Analysis 2: analysis 1, using costs based on patients having the mean dose in RESORCE instead of full pack dosing.
Analysis 3: analysis 2, plus incorporating a logical consistency constraint to account for the projected log-logistic, time-to-treatment discontinuation curve and the Weibull overall survival curve crossing at around 4 years.
Analysis 4: analysis 3, plus using last observation carried forward relative dose intensity extrapolation instead of modelling relative dose intensity for regorafenib as in the company's model.
The committee noted that the ERG's most optimistic (analysis 4) and pessimistic (analysis 1) scenarios (in terms of drug wastage), using the committee-preferred Weibull distribution, and with the commercial arrangement, produced ICERs for regorafenib compared with best supportive care of £44,296 and £51,868 per quality-adjusted life year (QALY) gained respectively. The committee agreed that analysis 1 was unlikely to reflect clinical practice, because the dose reductions in the trial were planned, so it was more likely that wastage would be minimised in clinical practice. It agreed that the most plausible ICER would be between the 2 figures and likely closer to £44,296 than to £51,868 per QALY gained. The committee concluded that the most plausible ICER, incorporating the confidential commercial arrangement for regorafenib compared with best supportive care, was below £50,000 per QALY gained.
Regorafenib for treating advanced unresectable hepatocellular carcinoma in adults who have had sorafenib meets both NICE's end-of-life criteria
3.16 The committee considered the advice about life-extending treatments for people with a short life expectancy in NICE's guide to the methods of technology appraisal. The committee discussed whether life expectancy without regorafenib would be less than 24 months. It noted that median overall survival was 7.8 months for best supportive care in RESORCE and that the mean modelled overall survival from the company model was 10.8 months. The ERG explained that any changes relating to parametric overall survival functions would not change the conclusions for this end‑of‑life criterion. The committee concluded that the short life expectancy criterion was met. The committee discussed whether a survival benefit of over 3 months could be expected for regorafenib compared with best supportive care. It noted that the median survival in the regorafenib arm of RESORCE was extended by 2.8 months. It also recalled that the average number of months of life gained with regorafenib, as estimated by the company's economic model, was 6.24 months compared with best supportive care. On balance, the committee agreed that it was reasonable to assume that the survival benefit of regorafenib is likely to exceed 3 months and concluded that the extension-to-life criterion was met.

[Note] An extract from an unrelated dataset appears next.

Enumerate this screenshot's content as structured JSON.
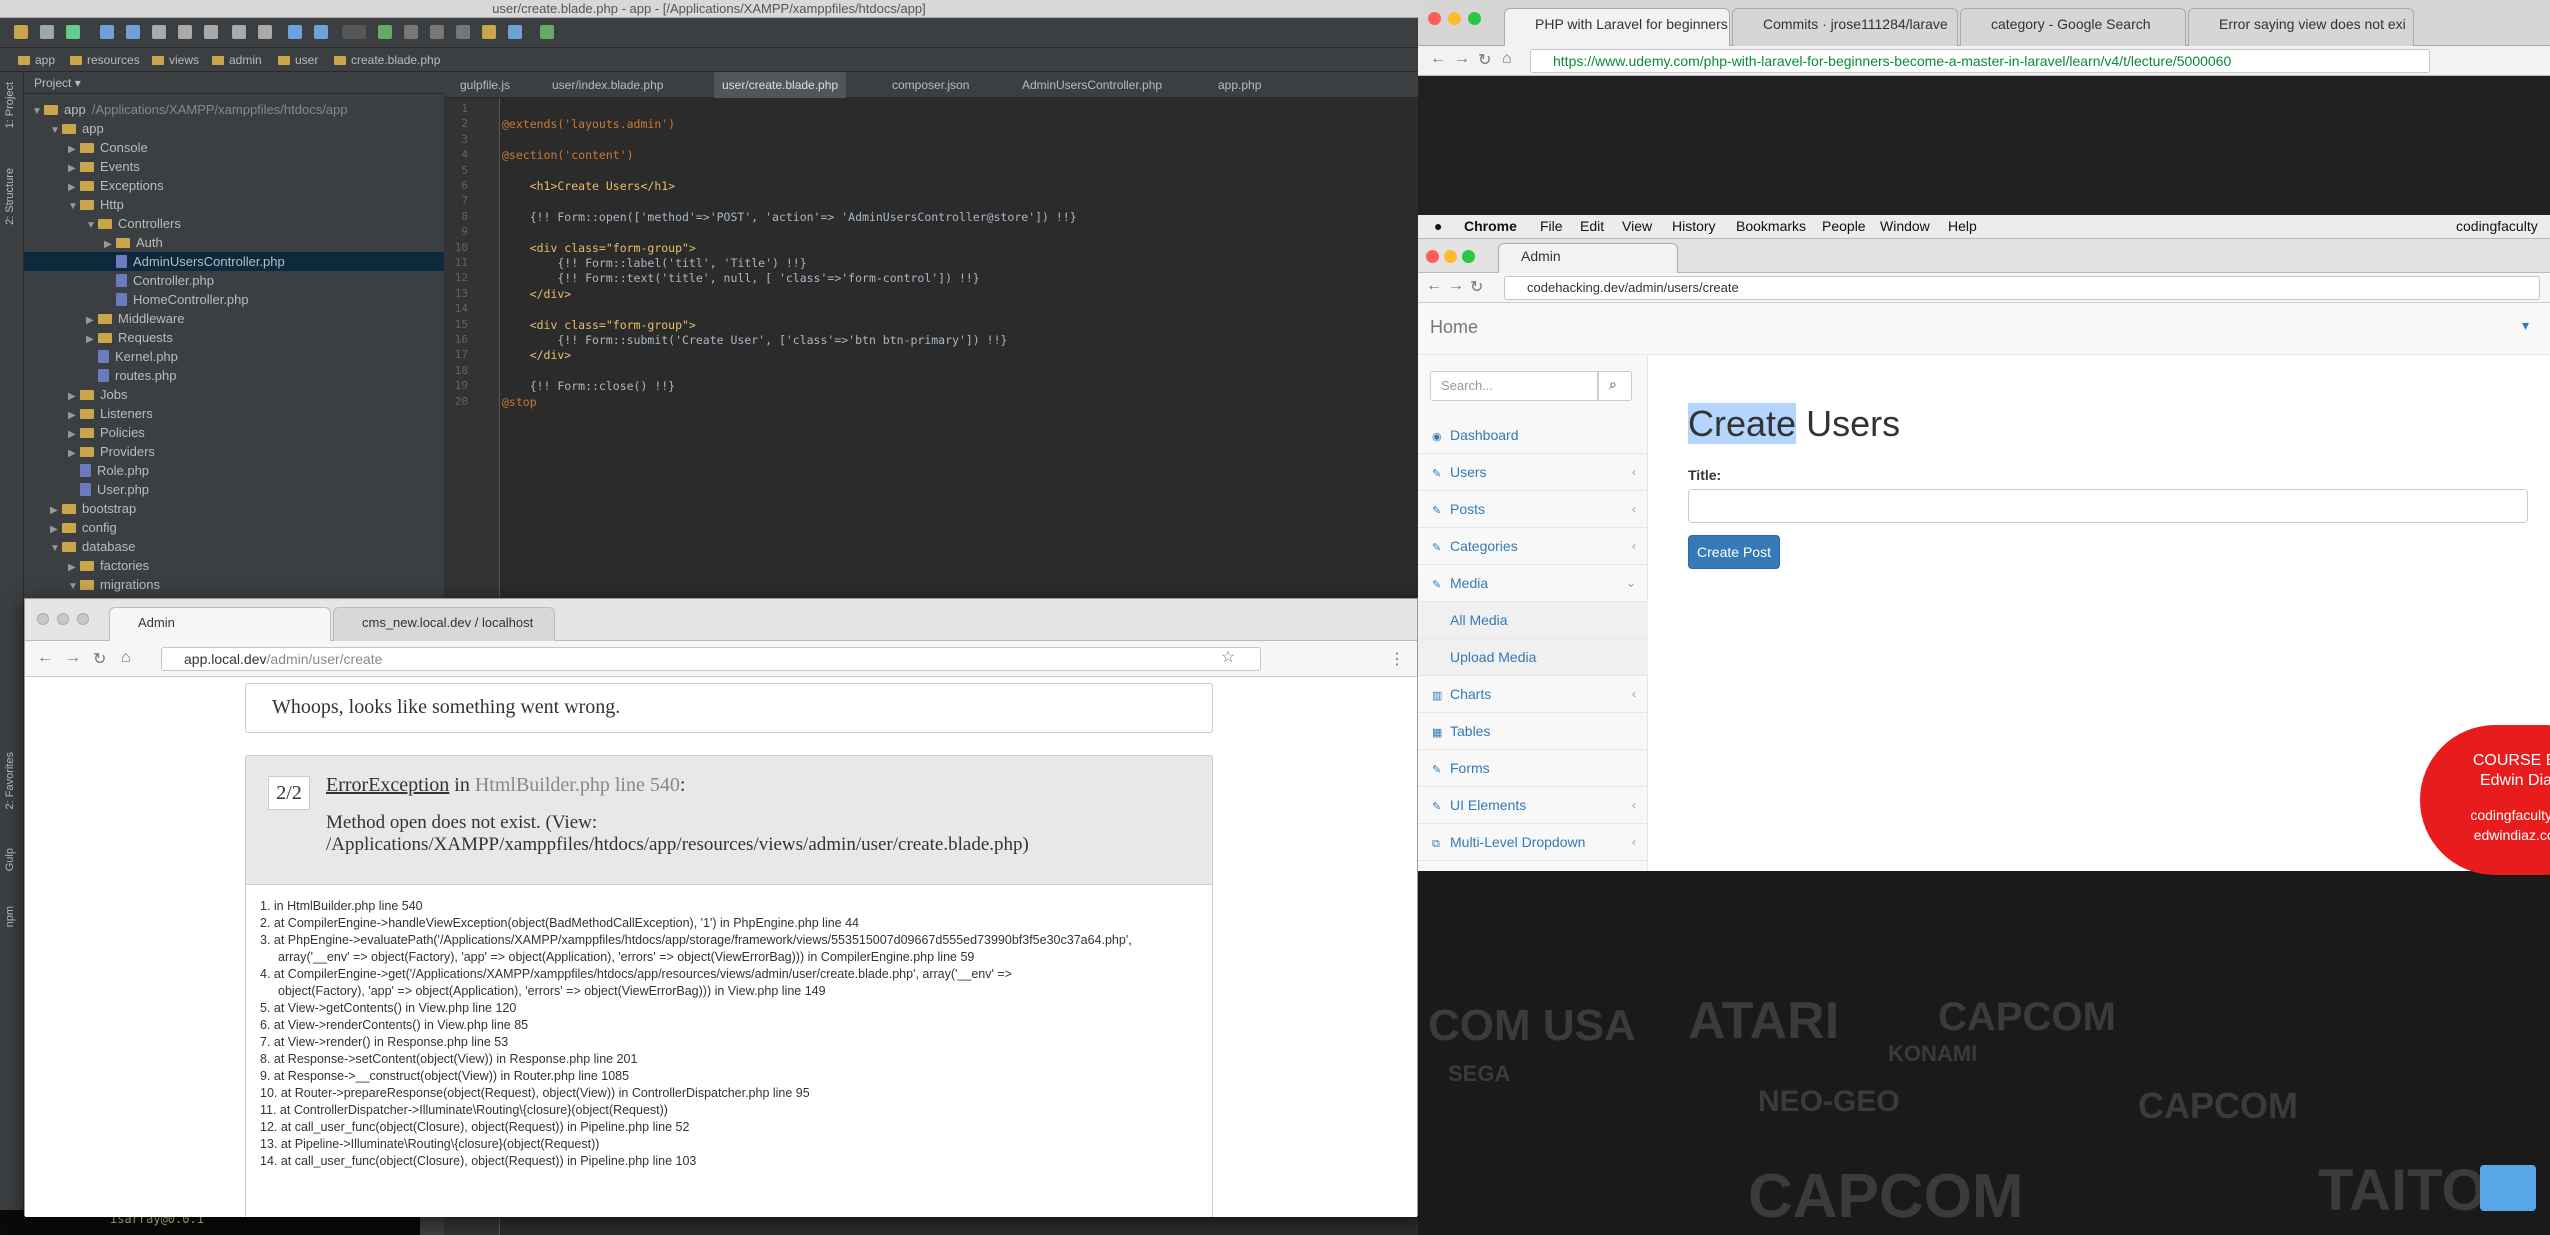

3.17 The patient and clinical experts explained that there was a significant unmet need for people with advanced unresectable hepatocellular carcinoma because of the limited treatment options available to them. The committee noted that best supportive care was currently the only treatment option available for people whose disease progresses with sorafenib, or who cannot tolerate it, and that regorafenib offered a valuable second-line treatment option. It concluded that regorafenib would be beneficial for patients, but it had not been presented with evidence of any additional benefits that were not captured in the measurement of QALYs.
3.18 The committee concluded that, with the discount agreed in the commercial arrangement, the most plausible ICER was within the range that NICE normally considers an acceptable use of NHS resources for a life-extending treatment at the end of life. It therefore recommended regorafenib for use in the NHS, for the population in RESORCE. That is, for treating advanced unresectable hepatocellular carcinoma in adults who have had sorafenib, only if they have Child–Pugh grade A liver impairment and an ECOG performances status of 0 or 1 (see section 3.4).